Sin mediar palabra, Rodrigo saca su verga del coño de Amanda, para sentarse al borde de la cama, extenuado y sudoroso, pero satisfecho. Ella se recompone mientras se pone de pie, frente a su marido. Los ojos de ambos están incendiados, como incendiados están sus cuerpos. La mujer se inclina y le da un beso suave y tierno en los labios.

- Voy a bajar, los chicos me estarán echando de menos -dice ella.

- Yo sí que te echaba de menos -responde él.

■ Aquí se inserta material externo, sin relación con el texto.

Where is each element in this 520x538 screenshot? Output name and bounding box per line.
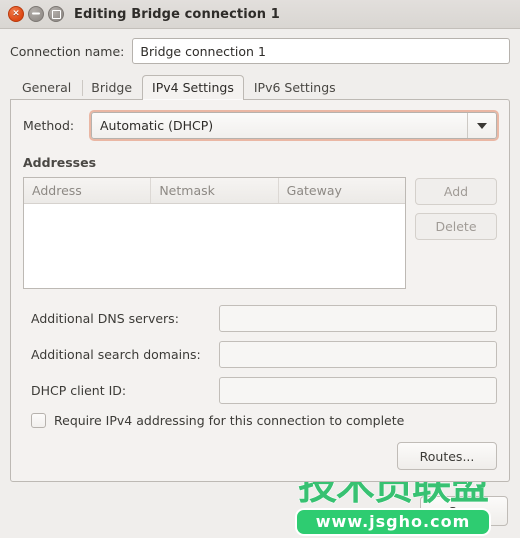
save-button[interactable]: Save [420,496,508,526]
dns-servers-label: Additional DNS servers: [31,311,179,326]
column-header-gateway: Gateway [286,183,342,198]
addresses-table[interactable]: Address Netmask Gateway [23,177,406,289]
column-header-netmask: Netmask [151,178,279,203]
addresses-table-header: Address Netmask Gateway [24,178,405,204]
maximize-icon [51,9,61,19]
tab-bridge[interactable]: Bridge [81,75,142,100]
tab-ipv6-settings-label: IPv6 Settings [253,80,336,95]
close-button[interactable]: × [8,6,24,22]
tab-ipv4-settings[interactable]: IPv4 Settings [142,75,244,100]
search-domains-input[interactable] [219,341,497,368]
require-ipv4-checkbox[interactable] [31,413,46,428]
ipv4-settings-panel: Method: Automatic (DHCP) Addresses Addre… [10,99,510,482]
connection-name-row: Connection name: [10,38,510,64]
add-address-button[interactable]: Add [415,178,497,205]
maximize-button[interactable] [48,6,64,22]
method-selected-value: Automatic (DHCP) [100,118,214,133]
chevron-down-icon [477,122,487,129]
require-ipv4-row[interactable]: Require IPv4 addressing for this connect… [31,413,497,428]
minimize-icon [32,12,40,15]
tab-general-label: General [22,80,72,95]
tab-ipv6-settings[interactable]: IPv6 Settings [244,75,346,100]
addresses-table-body[interactable] [24,204,405,288]
connection-name-label: Connection name: [10,43,125,59]
tab-ipv4-settings-label: IPv4 Settings [152,80,234,95]
addresses-area: Address Netmask Gateway Add Delete [23,177,497,289]
require-ipv4-label: Require IPv4 addressing for this connect… [54,413,405,428]
search-domains-row: Additional search domains: [23,341,497,368]
search-domains-label: Additional search domains: [31,347,201,362]
dialog-content: Connection name: General Bridge IPv4 Set… [0,29,520,482]
routes-row: Routes... [23,442,497,470]
dhcp-client-id-row: DHCP client ID: [23,377,497,404]
close-icon: × [12,8,20,18]
method-label: Method: [23,118,75,133]
tab-bar: General Bridge IPv4 Settings IPv6 Settin… [10,75,510,100]
addresses-buttons: Add Delete [415,177,497,240]
dns-servers-input[interactable] [219,305,497,332]
method-row: Method: Automatic (DHCP) [23,112,497,139]
delete-address-button[interactable]: Delete [415,213,497,240]
title-bar: × Editing Bridge connection 1 [0,0,520,29]
dialog-footer: Save [0,486,520,538]
connection-name-input[interactable] [132,38,510,64]
routes-button[interactable]: Routes... [397,442,497,470]
window-controls: × [8,6,64,22]
method-dropdown-arrow[interactable] [467,113,496,138]
window-title: Editing Bridge connection 1 [74,6,280,22]
column-header-address: Address [24,178,152,203]
dhcp-client-id-label: DHCP client ID: [31,383,127,398]
dhcp-client-id-input[interactable] [219,377,497,404]
addresses-section-label: Addresses [23,155,97,170]
tab-general[interactable]: General [12,75,81,100]
tab-bridge-label: Bridge [91,80,133,95]
method-dropdown[interactable]: Automatic (DHCP) [91,112,497,139]
dns-servers-row: Additional DNS servers: [23,305,497,332]
minimize-button[interactable] [28,6,44,22]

La mujer sonríe antes de girar sobre sí misma, con intención de ir al baño para lavarse los restos pegajosos de las corridas de ambos que resbalan por sus muslos. Rodrigo la estampa un sonoro palmetazo en su formidable culo. En otro momento también caerá, se dice así mismo.

Amanda, después de lavarse el chichi y la parte interior de los muslos, se marcha de nuevo a la piscina, con el coño aun palpitando. Unos minutos después lo hace Rodrigo, físicamente satisfecho, reflexiona sobre la imposibilidad de que su joven vecina no se haya dado cuenta de que él la estaba observando.

Todo ello le hace pensar que, no habiéndole importado ser observada, pues ha seguido exhibiéndose sin límites, habrá muchas más oportunidades de asistir a espectáculos como el sucedido aquella tarde.